Cezalısın, çık koşu bandına
“Spor salonuna gitmem, koşu bandına da çıkmam.” derdim bir zamanlar. Kobay mıydım ben.
Ha fare tekerleği, ha koşu bandı… Olmazdı, mümkün değildi. Oldu. Spor hocası pek bilgili, arkadaşlar keyifli, salon evin dibinde iken gitmemek de olmazdı ki… Gittim, koşu bandına çıktım, saatlerce takıldım ve üzerimde herhangi bir deney yapılmadığından emindim.

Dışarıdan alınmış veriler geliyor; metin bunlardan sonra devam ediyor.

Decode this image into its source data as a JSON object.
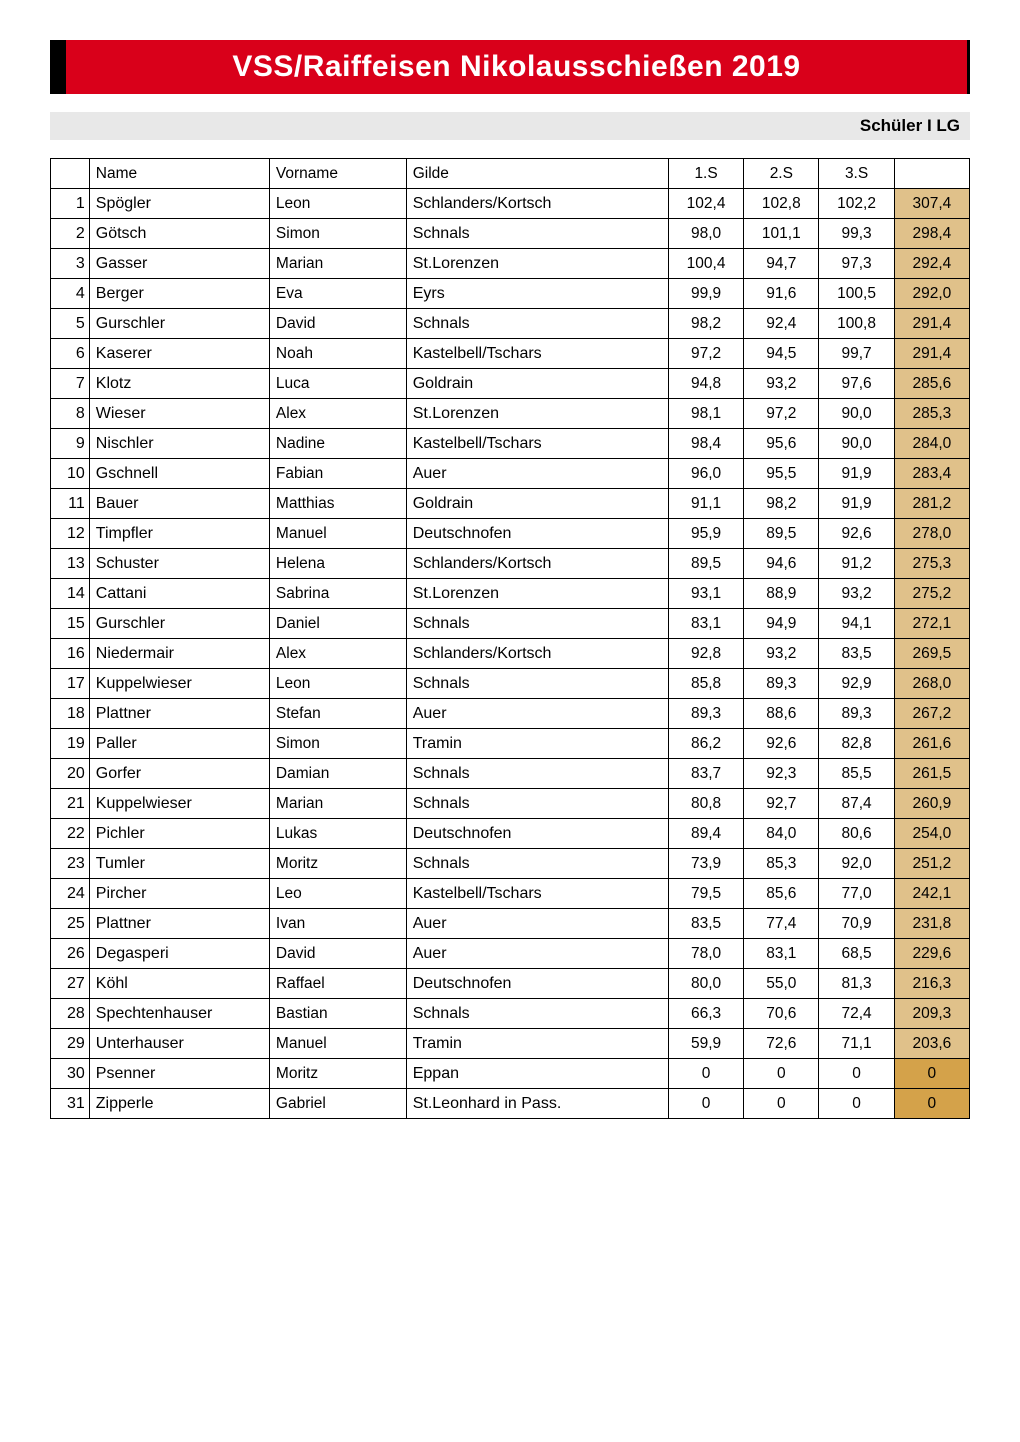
{
  "title": "VSS/Raiffeisen Nikolausschießen 2019",
  "subtitle": "Schüler I LG",
  "table": {
    "headers": {
      "rank": "",
      "name": "Name",
      "vorname": "Vorname",
      "gilde": "Gilde",
      "s1": "1.S",
      "s2": "2.S",
      "s3": "3.S",
      "total": ""
    },
    "colors": {
      "title_bg": "#d9001a",
      "title_border_left": "#000000",
      "title_text": "#ffffff",
      "subtitle_bg": "#e8e8e8",
      "total_bg": "#e0c18a",
      "zero_total_bg": "#d4a24a",
      "border": "#000000",
      "background": "#ffffff"
    },
    "rows": [
      {
        "rank": "1",
        "name": "Spögler",
        "vorname": "Leon",
        "gilde": "Schlanders/Kortsch",
        "s1": "102,4",
        "s2": "102,8",
        "s3": "102,2",
        "total": "307,4"
      },
      {
        "rank": "2",
        "name": "Götsch",
        "vorname": "Simon",
        "gilde": "Schnals",
        "s1": "98,0",
        "s2": "101,1",
        "s3": "99,3",
        "total": "298,4"
      },
      {
        "rank": "3",
        "name": "Gasser",
        "vorname": "Marian",
        "gilde": "St.Lorenzen",
        "s1": "100,4",
        "s2": "94,7",
        "s3": "97,3",
        "total": "292,4"
      },
      {
        "rank": "4",
        "name": "Berger",
        "vorname": "Eva",
        "gilde": "Eyrs",
        "s1": "99,9",
        "s2": "91,6",
        "s3": "100,5",
        "total": "292,0"
      },
      {
        "rank": "5",
        "name": "Gurschler",
        "vorname": "David",
        "gilde": "Schnals",
        "s1": "98,2",
        "s2": "92,4",
        "s3": "100,8",
        "total": "291,4"
      },
      {
        "rank": "6",
        "name": "Kaserer",
        "vorname": "Noah",
        "gilde": "Kastelbell/Tschars",
        "s1": "97,2",
        "s2": "94,5",
        "s3": "99,7",
        "total": "291,4"
      },
      {
        "rank": "7",
        "name": "Klotz",
        "vorname": "Luca",
        "gilde": "Goldrain",
        "s1": "94,8",
        "s2": "93,2",
        "s3": "97,6",
        "total": "285,6"
      },
      {
        "rank": "8",
        "name": "Wieser",
        "vorname": "Alex",
        "gilde": "St.Lorenzen",
        "s1": "98,1",
        "s2": "97,2",
        "s3": "90,0",
        "total": "285,3"
      },
      {
        "rank": "9",
        "name": "Nischler",
        "vorname": "Nadine",
        "gilde": "Kastelbell/Tschars",
        "s1": "98,4",
        "s2": "95,6",
        "s3": "90,0",
        "total": "284,0"
      },
      {
        "rank": "10",
        "name": "Gschnell",
        "vorname": "Fabian",
        "gilde": "Auer",
        "s1": "96,0",
        "s2": "95,5",
        "s3": "91,9",
        "total": "283,4"
      },
      {
        "rank": "11",
        "name": "Bauer",
        "vorname": "Matthias",
        "gilde": "Goldrain",
        "s1": "91,1",
        "s2": "98,2",
        "s3": "91,9",
        "total": "281,2"
      },
      {
        "rank": "12",
        "name": "Timpfler",
        "vorname": "Manuel",
        "gilde": "Deutschnofen",
        "s1": "95,9",
        "s2": "89,5",
        "s3": "92,6",
        "total": "278,0"
      },
      {
        "rank": "13",
        "name": "Schuster",
        "vorname": "Helena",
        "gilde": "Schlanders/Kortsch",
        "s1": "89,5",
        "s2": "94,6",
        "s3": "91,2",
        "total": "275,3"
      },
      {
        "rank": "14",
        "name": "Cattani",
        "vorname": "Sabrina",
        "gilde": "St.Lorenzen",
        "s1": "93,1",
        "s2": "88,9",
        "s3": "93,2",
        "total": "275,2"
      },
      {
        "rank": "15",
        "name": "Gurschler",
        "vorname": "Daniel",
        "gilde": "Schnals",
        "s1": "83,1",
        "s2": "94,9",
        "s3": "94,1",
        "total": "272,1"
      },
      {
        "rank": "16",
        "name": "Niedermair",
        "vorname": "Alex",
        "gilde": "Schlanders/Kortsch",
        "s1": "92,8",
        "s2": "93,2",
        "s3": "83,5",
        "total": "269,5"
      },
      {
        "rank": "17",
        "name": "Kuppelwieser",
        "vorname": "Leon",
        "gilde": "Schnals",
        "s1": "85,8",
        "s2": "89,3",
        "s3": "92,9",
        "total": "268,0"
      },
      {
        "rank": "18",
        "name": "Plattner",
        "vorname": "Stefan",
        "gilde": "Auer",
        "s1": "89,3",
        "s2": "88,6",
        "s3": "89,3",
        "total": "267,2"
      },
      {
        "rank": "19",
        "name": "Paller",
        "vorname": "Simon",
        "gilde": "Tramin",
        "s1": "86,2",
        "s2": "92,6",
        "s3": "82,8",
        "total": "261,6"
      },
      {
        "rank": "20",
        "name": "Gorfer",
        "vorname": "Damian",
        "gilde": "Schnals",
        "s1": "83,7",
        "s2": "92,3",
        "s3": "85,5",
        "total": "261,5"
      },
      {
        "rank": "21",
        "name": "Kuppelwieser",
        "vorname": "Marian",
        "gilde": "Schnals",
        "s1": "80,8",
        "s2": "92,7",
        "s3": "87,4",
        "total": "260,9"
      },
      {
        "rank": "22",
        "name": "Pichler",
        "vorname": "Lukas",
        "gilde": "Deutschnofen",
        "s1": "89,4",
        "s2": "84,0",
        "s3": "80,6",
        "total": "254,0"
      },
      {
        "rank": "23",
        "name": "Tumler",
        "vorname": "Moritz",
        "gilde": "Schnals",
        "s1": "73,9",
        "s2": "85,3",
        "s3": "92,0",
        "total": "251,2"
      },
      {
        "rank": "24",
        "name": "Pircher",
        "vorname": "Leo",
        "gilde": "Kastelbell/Tschars",
        "s1": "79,5",
        "s2": "85,6",
        "s3": "77,0",
        "total": "242,1"
      },
      {
        "rank": "25",
        "name": "Plattner",
        "vorname": "Ivan",
        "gilde": "Auer",
        "s1": "83,5",
        "s2": "77,4",
        "s3": "70,9",
        "total": "231,8"
      },
      {
        "rank": "26",
        "name": "Degasperi",
        "vorname": "David",
        "gilde": "Auer",
        "s1": "78,0",
        "s2": "83,1",
        "s3": "68,5",
        "total": "229,6"
      },
      {
        "rank": "27",
        "name": "Köhl",
        "vorname": "Raffael",
        "gilde": "Deutschnofen",
        "s1": "80,0",
        "s2": "55,0",
        "s3": "81,3",
        "total": "216,3"
      },
      {
        "rank": "28",
        "name": "Spechtenhauser",
        "vorname": "Bastian",
        "gilde": "Schnals",
        "s1": "66,3",
        "s2": "70,6",
        "s3": "72,4",
        "total": "209,3"
      },
      {
        "rank": "29",
        "name": "Unterhauser",
        "vorname": "Manuel",
        "gilde": "Tramin",
        "s1": "59,9",
        "s2": "72,6",
        "s3": "71,1",
        "total": "203,6"
      },
      {
        "rank": "30",
        "name": "Psenner",
        "vorname": "Moritz",
        "gilde": "Eppan",
        "s1": "0",
        "s2": "0",
        "s3": "0",
        "total": "0",
        "zero": true
      },
      {
        "rank": "31",
        "name": "Zipperle",
        "vorname": "Gabriel",
        "gilde": "St.Leonhard in Pass.",
        "s1": "0",
        "s2": "0",
        "s3": "0",
        "total": "0",
        "zero": true
      }
    ]
  }
}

Ancak o sıralarda hala keşfetmemiştim dışarıda koşmayı, ormanda, doğada kaybolmayı. Ne zaman ki dolu dolu oksijeni çekiverdim ciğerlerime, koşu bandıyla işim bitti anında. Koşmayı çok seviyordum zaten, bir şeyin beni manipüle ederek koşturmasına ihtiyacım yoktu ki. Bir duygu tarafından sürüklenmeliydim o noktaya; Frig Vadileri’ndeki kekik kokusunun verdiği dinginlik, Likya’daki muhteşem manzaradan kopup gelen “İyi ki yaşıyorum, iyi ki buradayım.” hissi gibi.
Ara sıra misafir olarak gidiyorum spor salonuna ve o zaman da pek yüz yüze gelmemeye çalışıyorum kendi kendine hareket eden o lastik yolla. Ama ters yürümeyi seviyorum. Tamamen yükseltip, koşu bandına karşı kuvvet uygulayarak yürüyor, normalde birincil derecede çalışmayan kaslarımı kullanıyor ve daha fazla güç sarf ediyorum. Aksi takdirde ceza gibi geliyor artık bana onun üzerine çıkmak.
Ceza konusunda pek de yanılmadığımı öğrendim bu yazıyı yazmadan hemen önce. Meğer eski zamanlarda mahkumların cezasını çekmesi için bir araçmış koşu bandının prototipi sayılabilecek alet. 19. yy’da özellikle İngiltere’deki hapishanelerde pek fazla kullanılıyormuş. Mahkumlar her gün en az 6 saat boyunca adım atıyor ve bu sırada da su pompalanmasına ya da buğday öğütülmesine yardımcı oluyorlarmış. Aslında farkında olmadan faydalı bir iş yapıyorlarmış.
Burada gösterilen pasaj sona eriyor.